I could not help recalling a much older incident of Thanawiya Amma finals leak that took place in 1960 and was only discovered after the exams were over. The government cancelled the exams and held new ones; students had to re-sit all their tests. But what worked more than half a century ago is near impossible today. The number of Thanawiya Amma students then is nothing to compare with the massive current numbers, and modern-day technology comes in handy in cheating practices. True, the police have tracked down and caught the criminals who leaked this year’s exam and who are now being brought to justice, but the real issue is how to put an end to the rampant phenomenal cheating.
It must be admitted that Egypt’s current education and evaluation system lends itself readily to cheating. This is not to say that no serious efforts are being exerted towards developing all aspects of the education process, from curricula to teachers to education methods. The MOE also recently announced it is currently studying how to upgrade the examination system as of next year, but the minister gave no hint of the scope of the planned upgrade. We must acknowledge that the rote learning system that still thrives in Egypt has become totally outdated; it turns students into information recording devices that temporarily store knowledge without any interest or creativity, merely to reproduce this knowledge in the final exam then forget all about it. This system, in addition to the fierce competition, places a heavy burden on the students; those who cannot cope find themselves in the desperate situation where cheating appears to be the easy way out. So how can we cut the road before such an evil practice?
First, examiners should avoid putting test questions that require stereotyped answers memorised straight out of textbooks or notes. Questions have to fulfil the purpose of testing the knowledge and understanding of students, and sorting out those who fully grasp what they have been taught from those who merely scratched the surface. I remember some 25 years ago a British education expert was on a visit to Egypt to inspect schools that taught the British curriculum.
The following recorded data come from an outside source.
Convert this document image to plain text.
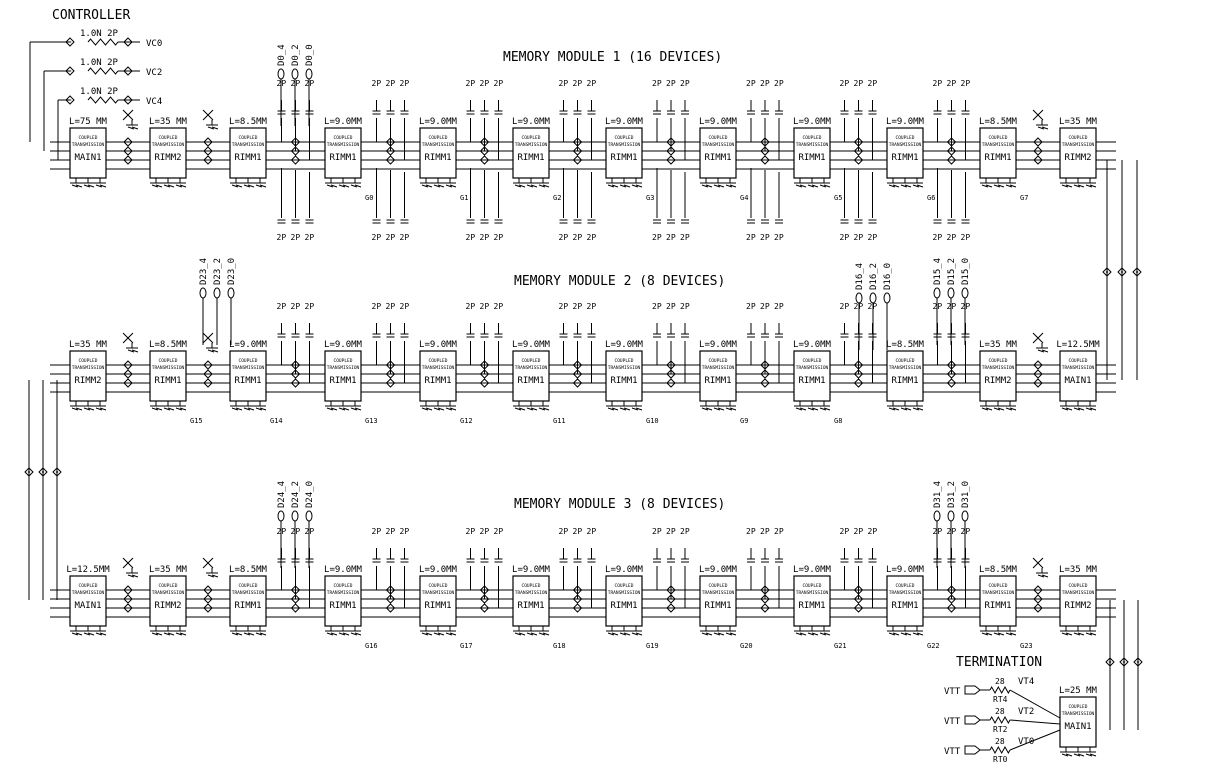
CONTROLLER
MEMORY MODULE 1 (16 DEVICES)
MEMORY MODULE 2 (8 DEVICES)
MEMORY MODULE 3 (8 DEVICES)
TERMINATION
COUPLED
TRANSMISSION
MAIN1
L=75 MM
COUPLED
TRANSMISSION
RIMM2
L=35 MM
COUPLED
TRANSMISSION
RIMM1
L=8.5MM
2P
2P
2P
2P
2P
2P
COUPLED
TRANSMISSION
RIMM1
L=9.0MM
G0
2P
2P
2P
2P
2P
2P
COUPLED
TRANSMISSION
RIMM1
L=9.0MM
G1
2P
2P
2P
2P
2P
2P
COUPLED
TRANSMISSION
RIMM1
L=9.0MM
G2
2P
2P
2P
2P
2P
2P
COUPLED
TRANSMISSION
RIMM1
L=9.0MM
G3
2P
2P
2P
2P
2P
2P
COUPLED
TRANSMISSION
RIMM1
L=9.0MM
G4
2P
2P
2P
2P
2P
2P
COUPLED
TRANSMISSION
RIMM1
L=9.0MM
G5
2P
2P
2P
2P
2P
2P
COUPLED
TRANSMISSION
RIMM1
L=9.0MM
G6
2P
2P
2P
2P
2P
2P
COUPLED
TRANSMISSION
RIMM1
L=8.5MM
G7
COUPLED
TRANSMISSION
RIMM2
L=35 MM
COUPLED
TRANSMISSION
RIMM2
L=35 MM
COUPLED
TRANSMISSION
RIMM1
L=8.5MM
G15
COUPLED
TRANSMISSION
RIMM1
L=9.0MM
G14
2P 2P 2P
COUPLED
TRANSMISSION
RIMM1
L=9.0MM
G13
2P 2P 2P
COUPLED
TRANSMISSION
RIMM1
L=9.0MM
G12
2P 2P 2P
COUPLED
TRANSMISSION
RIMM1
L=9.0MM
G11
2P 2P 2P
COUPLED
TRANSMISSION
RIMM1
L=9.0MM
G10
2P 2P 2P
COUPLED
TRANSMISSION
RIMM1
L=9.0MM
G9
2P 2P 2P
COUPLED
TRANSMISSION
RIMM1
L=9.0MM
G8
2P 2P 2P
COUPLED
TRANSMISSION
RIMM1
L=8.5MM
2P 2P 2P
COUPLED
TRANSMISSION
RIMM2
L=35 MM
COUPLED
TRANSMISSION
MAIN1
L=12.5MM
COUPLED
TRANSMISSION
MAIN1
L=12.5MM
COUPLED
TRANSMISSION
RIMM2
L=35 MM
COUPLED
TRANSMISSION
RIMM1
L=8.5MM
2P 2P 2P
COUPLED
TRANSMISSION
RIMM1
L=9.0MM
G16
2P 2P 2P
COUPLED
TRANSMISSION
RIMM1
L=9.0MM
G17
2P 2P 2P
COUPLED
TRANSMISSION
RIMM1
L=9.0MM
G18
2P 2P 2P
COUPLED
TRANSMISSION
RIMM1
L=9.0MM
G19
2P 2P 2P
COUPLED
TRANSMISSION
RIMM1
L=9.0MM
G20
2P 2P 2P
COUPLED
TRANSMISSION
RIMM1
L=9.0MM
G21
2P 2P 2P
COUPLED
TRANSMISSION
RIMM1
L=9.0MM
G22
2P 2P 2P
COUPLED
TRANSMISSION
RIMM1
L=8.5MM
G23
COUPLED
TRANSMISSION
RIMM2
L=35 MM
D0_4 D0_2 D0_0
D15_4 D15_2 D15_0
D23_4 D23_2 D23_0	D16_4 D16_2 D16_0
D24_4 D24_2 D24_0	D31_4 D31_2 D31_0
1.0N 2P
VC0
1.0N 2P
VC2
1.0N 2P
VC4
COUPLED
TRANSMISSION
MAIN1
L=25 MM
VTT
28
RT4
VT4
VTT
28
RT2
VT2
VTT
28
RT0
VT0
He told students that exams seek to test the understanding and creativity of students, and that high marks can only be attained by the creative diligent ones; others who could do no more that insert some stereotypical ready-made answer manage no further than fair marks.
Second, we have to recognise that, worldwide, students are no longer evaluated through exam questions that need long, extensive answers on test sheets. These have been widely replaced by multiple choice questions which target a student’s grasp of the topic. Such questions also help reduce the drain and fear of the exam.
Third, the fact that Thanawiya Amma exams are a do-or-die process serves to distress countless students and their families, placing them under intolerable stress to successfully make it through this critical education phase. It would be more reasonable that students would not be evaluated according to final tests alone; a student’s attendance, score in regular all-year-round tests, and various scholastic achievements over the school year must be included in the evaluation process. This approach would ensure that the effort made by a student throughout the school year is not discounted, and that the exam is not turned into a sword of Damocles hanging over his or her head.
Last, why are Thanawiya Amma exams a source of intolerable stress for students, families, or officials? Why do we insist on holding unified nationwide exams that leave us in an insufferable situation if the security system of the exam is broken or if anything unusual occurs to block or postpone an exam? Is the MOE incapable of coming up with more than one test for the same topic, all of which would be equivalent as evaluation tools, to be used separately in the various governorates or regions in Egypt? Why do we insist on maintaining Thanawiya Amma exams as the bottleneck so daunting to pass through? If only it were a bottle neck! For some it has become a needle hole.